Moscow’s call for the federal
subjects to finalize the delimitation and demarcation of their borders has
unintentionally called attention to a often-neglected reality: administrative
borders in Soviet times were changed frequently, often involving swaps of territory
from one union republic to another or from one subordinate unit to another.
Under Soviet rule, union republic borders were changed more than 200
times; and those of autonomous republics, oblasts and krays were changed far more often than that (For a
discussion of this Soviet practice, see this author’s “Can
Republic Borders Be Changed?” RFE/RL
Report on the USSR, September 28, 1990.)
Since 1991, however, both Western
pressure in the name of stability and Moscow’s fears that any shift of borders
could have an unpredictable domino effect, most have forgotten this history and
have considered border changes only when the latter are the result of or spark
violence and protests.
In many places, especially in the
predominantly ethnic Russian oblasts of the Russian Federation, border changes have
continued right along, and the one between Bryansk and Kaluga, how being
finalized by the parliamentarians in the two subjects, is only the latest (bryansk.aif.ru/society/granicy_mezhdu_bryanskoy_i_kaluzhskoy_oblastyu_sobirayutsya_izmenit).
This shift likely would have passed completely
unnoticed were it now for the suggestion by Gunya that what Bryansk and Kaluga
have agreed to not only represents a model of how to reach agreements on
borders but also highlights that it is often not the borders themselves that are
a problem but enclaves or land use on each side (kavkaz-uzel.eu/articles/345011/).
The demonstrations that arose in Ingushetia
as a result of the backroom deal between then-Ingush head Yunus-Bek Yevkurov
and Chechnya’s Ramzan Kadyrov in September 2018 showed Moscow that any border
shifts must involve broader discussion.

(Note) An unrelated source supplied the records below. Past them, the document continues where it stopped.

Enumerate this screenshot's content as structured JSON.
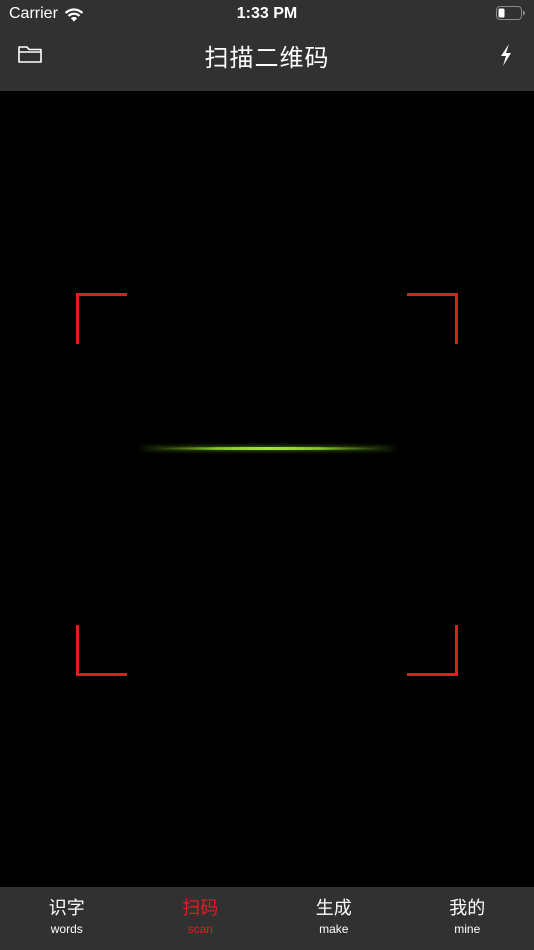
{
  "status_bar": {
    "carrier": "Carrier",
    "time": "1:33 PM"
  },
  "nav": {
    "title": "扫描二维码",
    "left_icon": "folder-icon",
    "right_icon": "flash-icon"
  },
  "scanner": {
    "frame_color": "#e01e1e",
    "scan_line_color": "#a8e040"
  },
  "tabs": [
    {
      "cn": "识字",
      "en": "words",
      "active": false
    },
    {
      "cn": "扫码",
      "en": "scan",
      "active": true
    },
    {
      "cn": "生成",
      "en": "make",
      "active": false
    },
    {
      "cn": "我的",
      "en": "mine",
      "active": false
    }
  ],
  "colors": {
    "bar_background": "#313131",
    "active_tab": "#e01e1e",
    "inactive_tab": "#ffffff"
  }
}
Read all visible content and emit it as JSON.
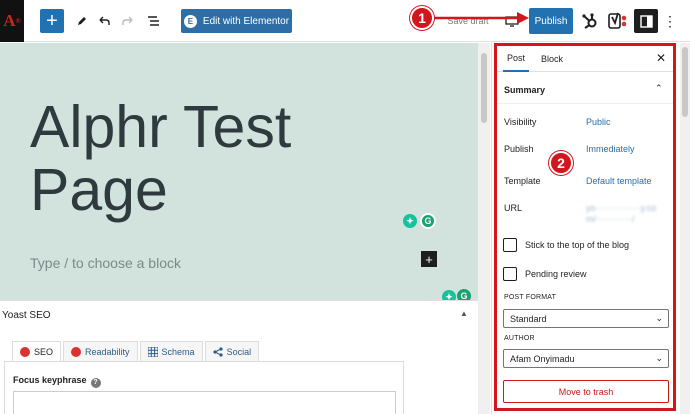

That is why, the geographer says, the
center has put border changes between Chechnya and Daghestan on hold.
The Chechen-Daghestani border
dispute highlights the reality that “there is not a problem of borders as such”
but rather arranging things in such a way that the side which gives up one
thing receives something else of equal value to it in compensation, the Moscow
geographer continues.
“Recently, an exchange took place
between Bryansk and Kaluga Oblasts,” Gunya says; and it is instructive. “The
village of Zheltyanka in Khvastvich district entered Bryansk Oblast as an enclave.
And the oblast dumas without difficulties agreed to exchange territories. Between
Chechnya and Daghestan exist dozens of such ‘pawns.’”
One possibility, the geographer
argues, would be “to compose a list of them for exchange.” But that is only the
beginning. People on both sides must be educated about geography rather than
assuming as most of them do that what is theirs now has always been theirs and
must always be theirs. That will be no easy task.
The situation of the border between
Chechnya and Ingushetia is different in principle that between Chechnya and other
neighboring republics. That is because in
Soviet times, Chechnya and Ingushetia were part of a single district, the
Chechen-Ingush ASSR, which was created, then disbanded and then reestablished.
But just as bad cases don’t make for
good law, so too the exceptional characteristic of the Chechen-Ingush border
should not become the basis for deciding how to approach borders among other
federal subjects, Gunya says. What Byansk and Kaluga are doing is a far more appropriate
way.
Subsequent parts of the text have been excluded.